Voor de aardrijkskunde van het geheele gebied zie → Guinea (2°) en vgl. de kaarten van Afrika in dl. I.
Geschiedenis. De eerste Europ. mogendheid, die aan deze kust koloniseerde, was Portugal, dat er reeds in de 15e eeuw peper, ivoor, goud en slaven vandaan haalde. In 1469 werd een door de Portug. regeering geoctrooieerde „Guineesche Compagnie” opgericht. In 1590 kwamen er de Nederlanders als concurrenten ( → Goudkust). In 1682 richtte de keurvorst van Pruisen een Afrikaansche Handelscompagnie op voor de vaart op Guinea, doch in 1721 werd deze weer opgeheven. Overigens kregen op deze kust nog invloed de Engelschen, Spanjaarden en Franschen.
Een herziening van het koloniaal gebied in deze streken vond plaats in 1814-’15, waarbij Engeland vsch. gebieden, sinds 1795 veroverd, aan zijn vroegere eigenaars teruggaf. Een jaar nadat in 1848 de slavernij in alle Fransche koloniën was afgeschaft, stichtte Frankrijk in Neder-Guinea de stad Libreville voor vrijgelaten Negers. In 1892 werd Dahomey, een Negerrijk ten O. van Togo, door de Franschen bezet en in 1895 werden de Fr. gebieden in Guinea vereenigd onder het generaal-gouvernement van → Fransch-West-Afrika.

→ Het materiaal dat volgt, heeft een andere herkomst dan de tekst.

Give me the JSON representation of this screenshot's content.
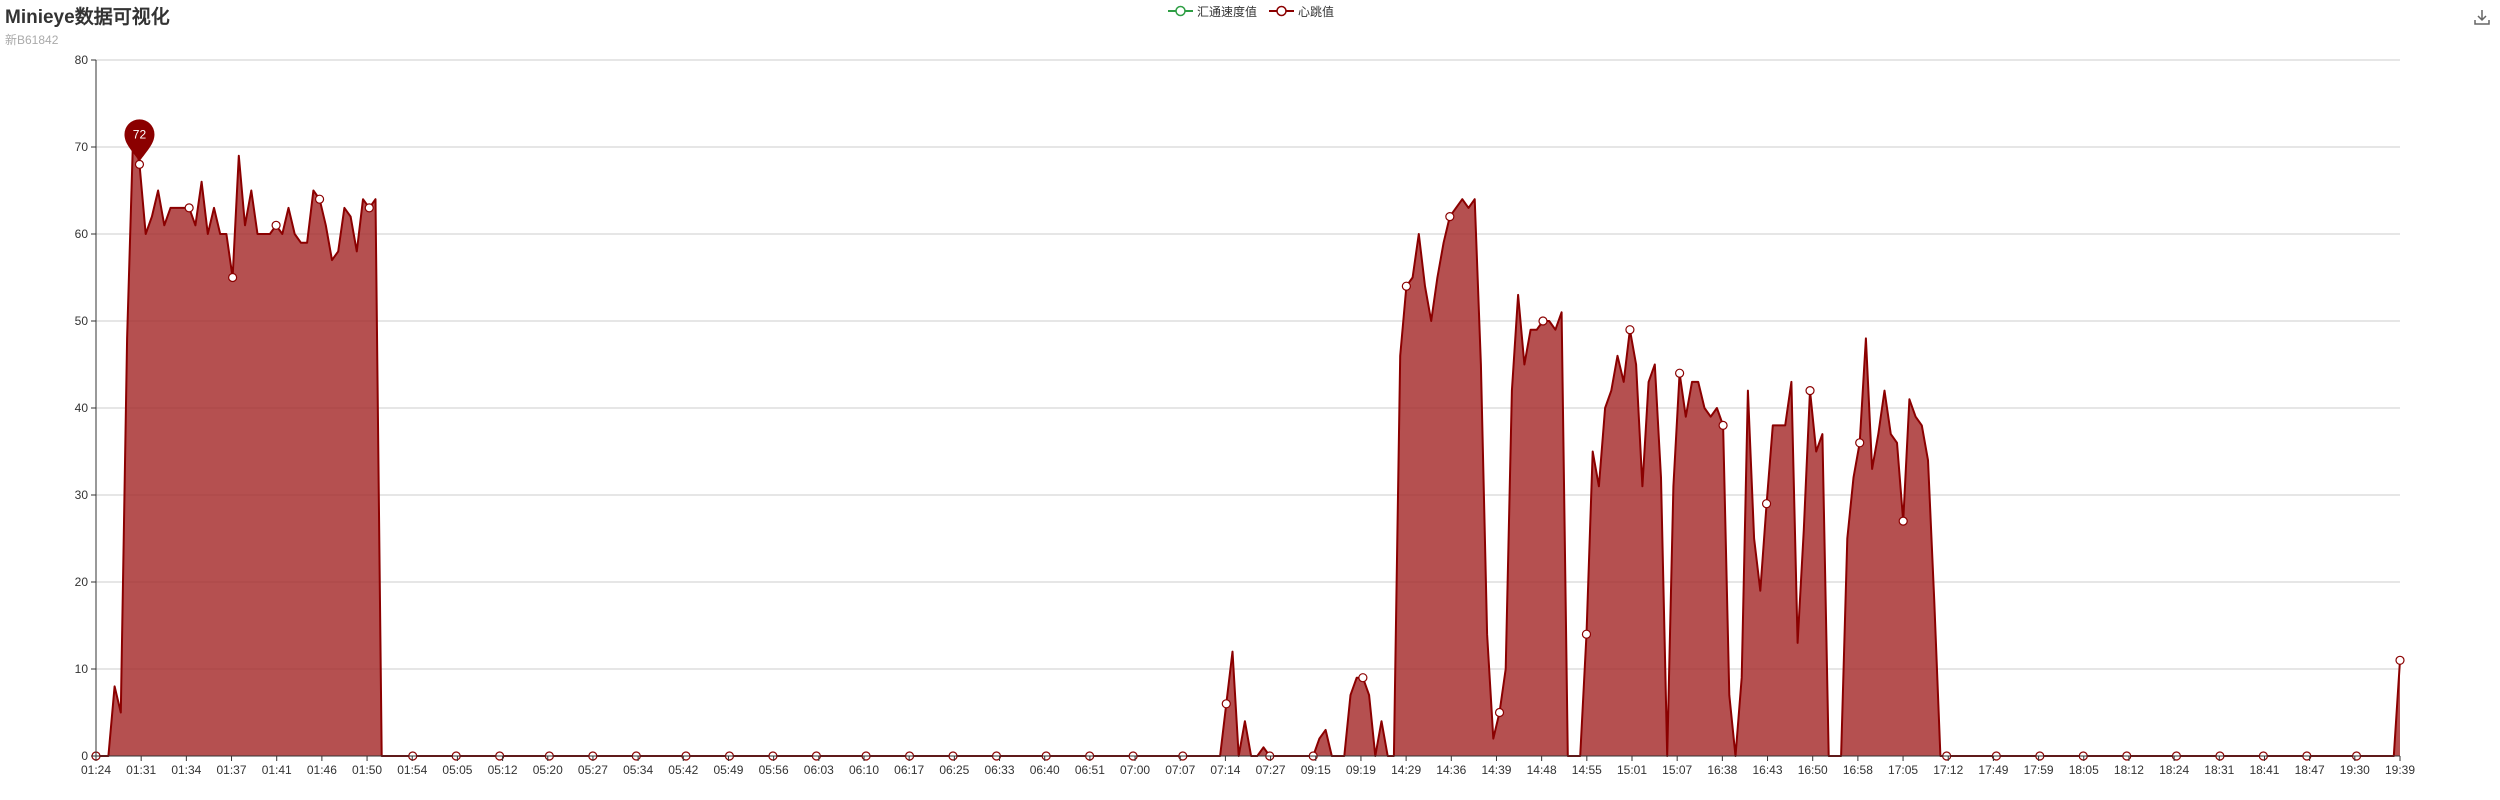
{
  "title": "Minieye数据可视化",
  "subtitle": "新B61842",
  "legend": [
    {
      "name": "汇通速度值",
      "color": "#2e9e44"
    },
    {
      "name": "心跳值",
      "color": "#8b0000"
    }
  ],
  "toolbox": {
    "icon": "download-icon"
  },
  "colors": {
    "series_line": "#8b0000",
    "series_fill": "#a52a2a",
    "marker": "#8b0000",
    "grid": "#cccccc",
    "axis": "#333333"
  },
  "chart_data": {
    "type": "area",
    "ylim": [
      0,
      80
    ],
    "yticks": [
      0,
      10,
      20,
      30,
      40,
      50,
      60,
      70,
      80
    ],
    "grid": true,
    "legend_position": "top-center",
    "x_ticks": [
      "01:24",
      "01:31",
      "01:34",
      "01:37",
      "01:41",
      "01:46",
      "01:50",
      "01:54",
      "05:05",
      "05:12",
      "05:20",
      "05:27",
      "05:34",
      "05:42",
      "05:49",
      "05:56",
      "06:03",
      "06:10",
      "06:17",
      "06:25",
      "06:33",
      "06:40",
      "06:51",
      "07:00",
      "07:07",
      "07:14",
      "07:27",
      "09:15",
      "09:19",
      "14:29",
      "14:36",
      "14:39",
      "14:48",
      "14:55",
      "15:01",
      "15:07",
      "16:38",
      "16:43",
      "16:50",
      "16:58",
      "17:05",
      "17:12",
      "17:49",
      "17:59",
      "18:05",
      "18:12",
      "18:24",
      "18:31",
      "18:41",
      "18:47",
      "19:30",
      "19:39"
    ],
    "max_marker": {
      "index": 7,
      "value": "72"
    },
    "series": [
      {
        "name": "心跳值",
        "values": [
          0,
          0,
          0,
          8,
          5,
          48,
          72,
          68,
          60,
          62,
          65,
          61,
          63,
          63,
          63,
          63,
          61,
          66,
          60,
          63,
          60,
          60,
          55,
          69,
          61,
          65,
          60,
          60,
          60,
          61,
          60,
          63,
          60,
          59,
          59,
          65,
          64,
          61,
          57,
          58,
          63,
          62,
          58,
          64,
          63,
          64,
          0,
          0,
          0,
          0,
          0,
          0,
          0,
          0,
          0,
          0,
          0,
          0,
          0,
          0,
          0,
          0,
          0,
          0,
          0,
          0,
          0,
          0,
          0,
          0,
          0,
          0,
          0,
          0,
          0,
          0,
          0,
          0,
          0,
          0,
          0,
          0,
          0,
          0,
          0,
          0,
          0,
          0,
          0,
          0,
          0,
          0,
          0,
          0,
          0,
          0,
          0,
          0,
          0,
          0,
          0,
          0,
          0,
          0,
          0,
          0,
          0,
          0,
          0,
          0,
          0,
          0,
          0,
          0,
          0,
          0,
          0,
          0,
          0,
          0,
          0,
          0,
          0,
          0,
          0,
          0,
          0,
          0,
          0,
          0,
          0,
          0,
          0,
          0,
          0,
          0,
          0,
          0,
          0,
          0,
          0,
          0,
          0,
          0,
          0,
          0,
          0,
          0,
          0,
          0,
          0,
          0,
          0,
          0,
          0,
          0,
          0,
          0,
          0,
          0,
          0,
          0,
          0,
          0,
          0,
          0,
          0,
          0,
          0,
          0,
          0,
          0,
          0,
          0,
          0,
          0,
          0,
          0,
          0,
          0,
          0,
          0,
          6,
          12,
          0,
          4,
          0,
          0,
          1,
          0,
          0,
          0,
          0,
          0,
          0,
          0,
          0,
          2,
          3,
          0,
          0,
          0,
          7,
          9,
          9,
          7,
          0,
          4,
          0,
          0,
          46,
          54,
          55,
          60,
          54,
          50,
          55,
          59,
          62,
          63,
          64,
          63,
          64,
          45,
          14,
          2,
          5,
          10,
          42,
          53,
          45,
          49,
          49,
          50,
          50,
          49,
          51,
          0,
          0,
          0,
          14,
          35,
          31,
          40,
          42,
          46,
          43,
          49,
          45,
          31,
          43,
          45,
          32,
          0,
          31,
          44,
          39,
          43,
          43,
          40,
          39,
          40,
          38,
          7,
          0,
          9,
          42,
          25,
          19,
          29,
          38,
          38,
          38,
          43,
          13,
          26,
          42,
          35,
          37,
          0,
          0,
          0,
          25,
          32,
          36,
          48,
          33,
          37,
          42,
          37,
          36,
          27,
          41,
          39,
          38,
          34,
          18,
          0,
          0,
          0,
          0,
          0,
          0,
          0,
          0,
          0,
          0,
          0,
          0,
          0,
          0,
          0,
          0,
          0,
          0,
          0,
          0,
          0,
          0,
          0,
          0,
          0,
          0,
          0,
          0,
          0,
          0,
          0,
          0,
          0,
          0,
          0,
          0,
          0,
          0,
          0,
          0,
          0,
          0,
          0,
          0,
          0,
          0,
          0,
          0,
          0,
          0,
          0,
          0,
          0,
          0,
          0,
          0,
          0,
          0,
          0,
          0,
          0,
          0,
          0,
          0,
          0,
          0,
          0,
          0,
          0,
          0,
          0,
          0,
          0,
          0,
          11
        ]
      },
      {
        "name": "汇通速度值",
        "values": []
      }
    ]
  }
}
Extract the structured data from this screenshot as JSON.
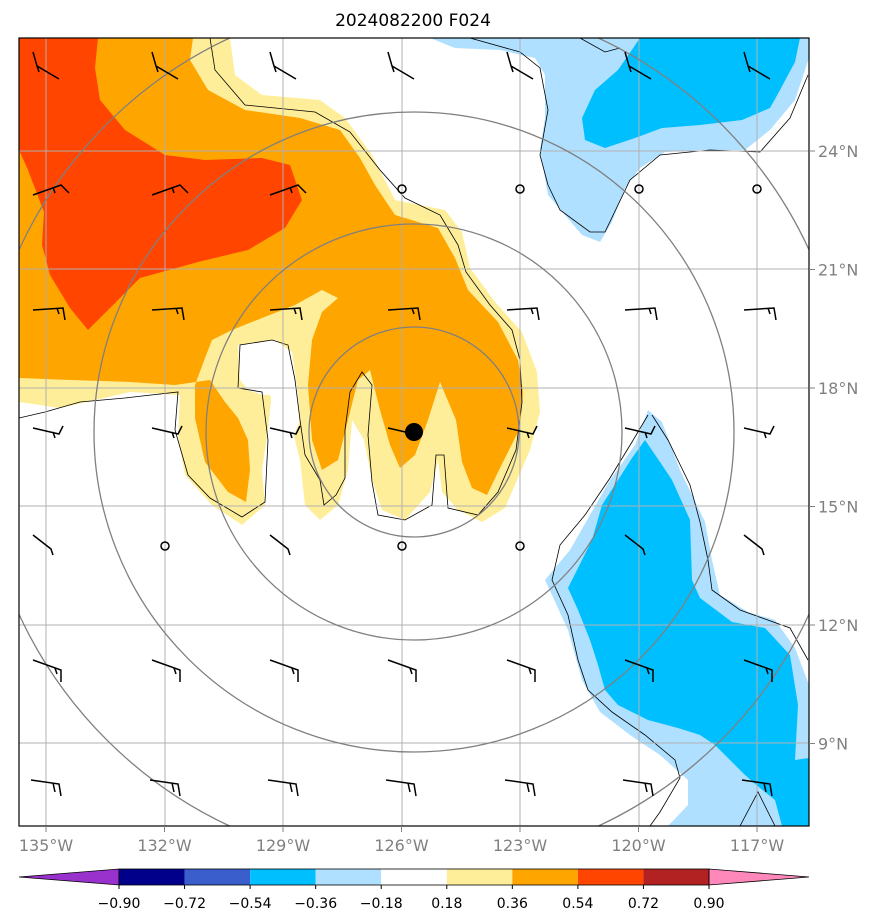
{
  "title": "2024082200 F024",
  "map": {
    "lon_ticks": [
      {
        "value": -135,
        "label": "135°W"
      },
      {
        "value": -132,
        "label": "132°W"
      },
      {
        "value": -129,
        "label": "129°W"
      },
      {
        "value": -126,
        "label": "126°W"
      },
      {
        "value": -123,
        "label": "123°W"
      },
      {
        "value": -120,
        "label": "120°W"
      },
      {
        "value": -117,
        "label": "117°W"
      }
    ],
    "lat_ticks": [
      {
        "value": 24,
        "label": "24°N"
      },
      {
        "value": 21,
        "label": "21°N"
      },
      {
        "value": 18,
        "label": "18°N"
      },
      {
        "value": 15,
        "label": "15°N"
      },
      {
        "value": 12,
        "label": "12°N"
      },
      {
        "value": 9,
        "label": "9°N"
      }
    ],
    "center_marker": {
      "lon": -125.7,
      "lat": 16.9
    }
  },
  "colorbar": {
    "levels": [
      "-0.90",
      "-0.72",
      "-0.54",
      "-0.36",
      "-0.18",
      "0.18",
      "0.36",
      "0.54",
      "0.72",
      "0.90"
    ],
    "colors": [
      "#9932cc",
      "#00008b",
      "#3a5fcd",
      "#00bfff",
      "#b0e0ff",
      "#ffffff",
      "#ffee99",
      "#ffa500",
      "#ff4500",
      "#b22222",
      "#ff88bb"
    ]
  }
}
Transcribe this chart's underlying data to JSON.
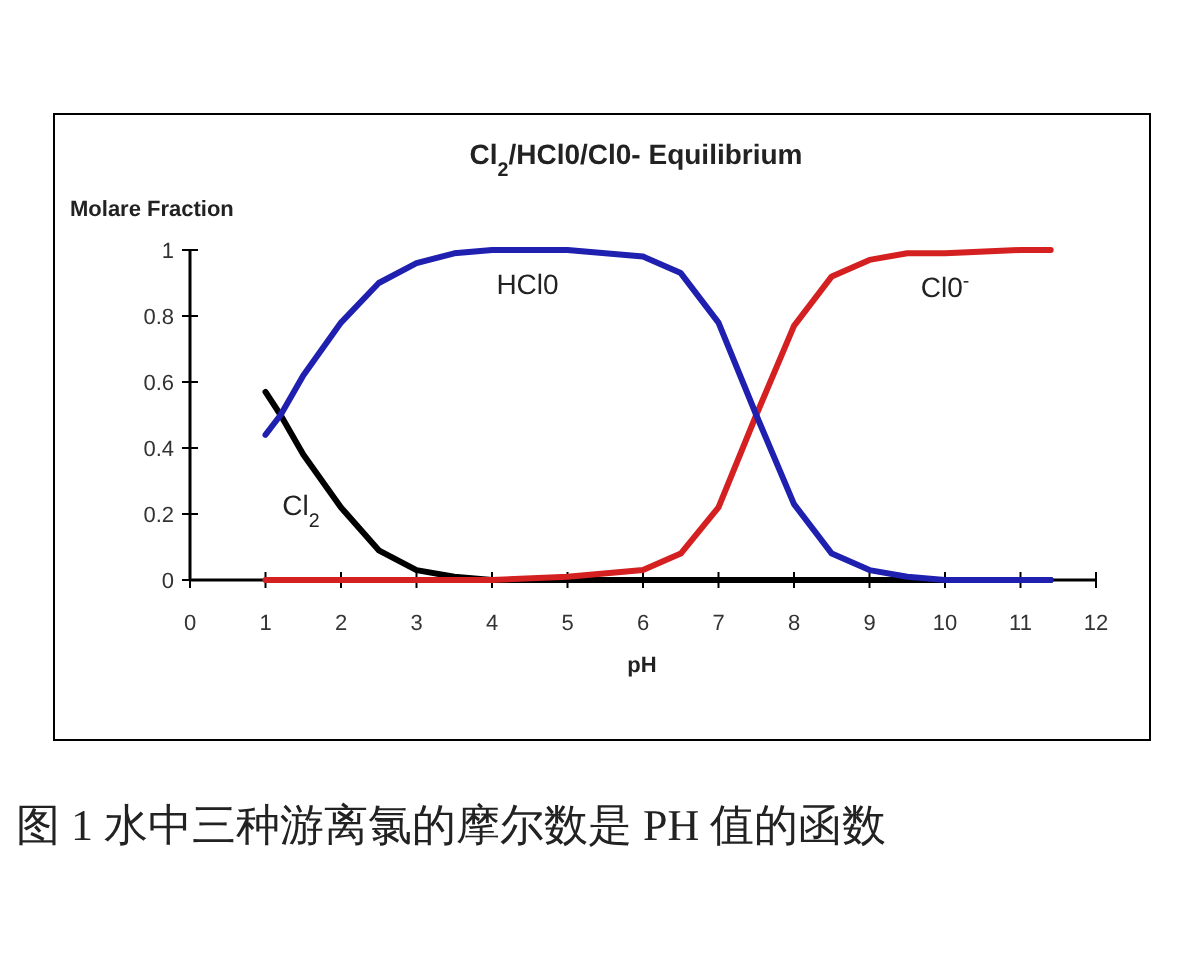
{
  "chart_data": {
    "type": "line",
    "title": "Cl$_{2}$/HCl0/Cl0- Equilibrium",
    "xlabel": "pH",
    "ylabel": "Molare Fraction",
    "x": [
      1,
      1.2,
      1.5,
      2,
      2.5,
      3,
      3.5,
      4,
      5,
      6,
      6.5,
      7,
      7.5,
      8,
      8.5,
      9,
      9.5,
      10,
      11,
      11.4
    ],
    "series": [
      {
        "name": "Cl$_{2}$",
        "color": "#000000",
        "values": [
          0.57,
          0.5,
          0.38,
          0.22,
          0.09,
          0.03,
          0.01,
          0,
          0,
          0,
          0,
          0,
          0,
          0,
          0,
          0,
          0,
          0,
          0,
          0
        ]
      },
      {
        "name": "Cl0$^{-}$",
        "color": "#d42020",
        "values": [
          0,
          0,
          0,
          0,
          0,
          0,
          0,
          0,
          0.01,
          0.03,
          0.08,
          0.22,
          0.5,
          0.77,
          0.92,
          0.97,
          0.99,
          0.99,
          1,
          1
        ]
      },
      {
        "name": "HCl0",
        "color": "#1f1fb0",
        "values": [
          0.44,
          0.5,
          0.62,
          0.78,
          0.9,
          0.96,
          0.99,
          1,
          1,
          0.98,
          0.93,
          0.78,
          0.5,
          0.23,
          0.08,
          0.03,
          0.01,
          0,
          0,
          0
        ]
      }
    ],
    "xlim": [
      0,
      12
    ],
    "xticks": [
      0,
      1,
      2,
      3,
      4,
      5,
      6,
      7,
      8,
      9,
      10,
      11,
      12
    ],
    "ylim": [
      0,
      1
    ],
    "yticks": [
      0,
      0.2,
      0.4,
      0.6,
      0.8,
      1
    ],
    "annotations": [
      "图 1  水中三种游离氯的摩尔数是 PH 值的函数"
    ]
  }
}
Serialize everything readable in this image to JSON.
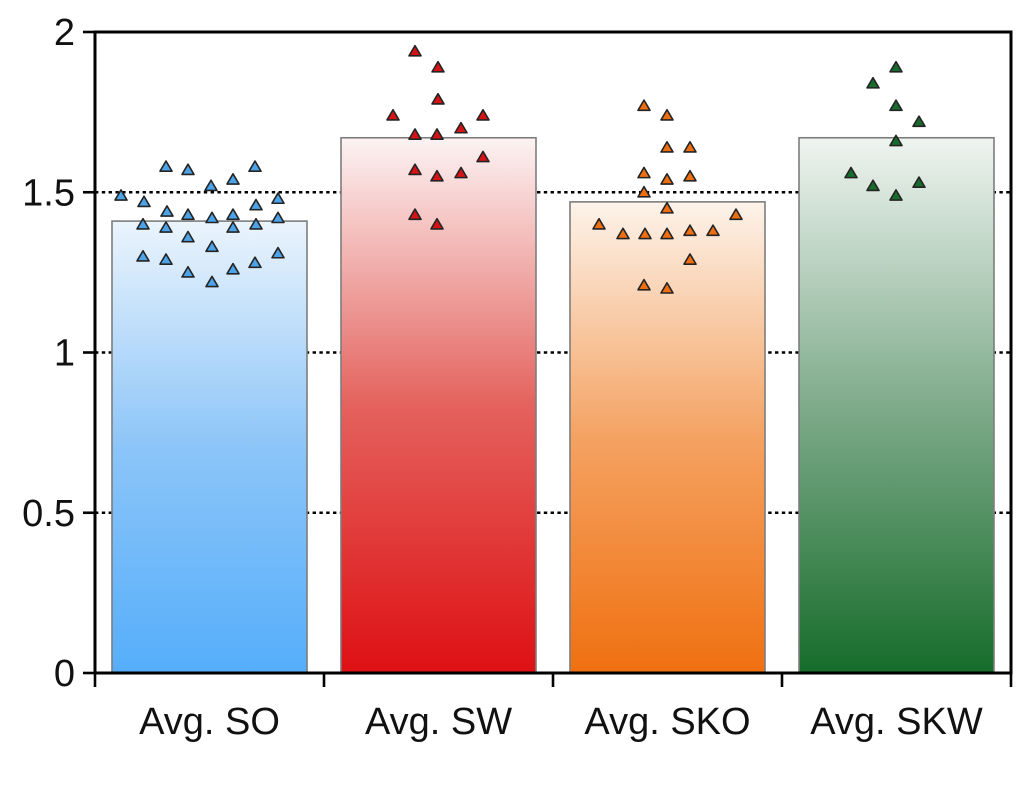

Engeland kocht in 1872 van Ned. de Goudkust en verwierf in 1901 Asjanti. Duitschland verkreeg in 1884 Togo en Kameroen. Door den vrede van Versailles kwamen de Duitsche deelen der kust als mandaatgebieden onder Engeland en Frankrijk. Thans hebben Engeland, Frankrijk, Spanje en Portugal koloniën aan deze kust.
Lit. : Colenbrander, Kol. Gesch. (I); Vivien de Saint-Martin, Dict. de Géographie. Buch.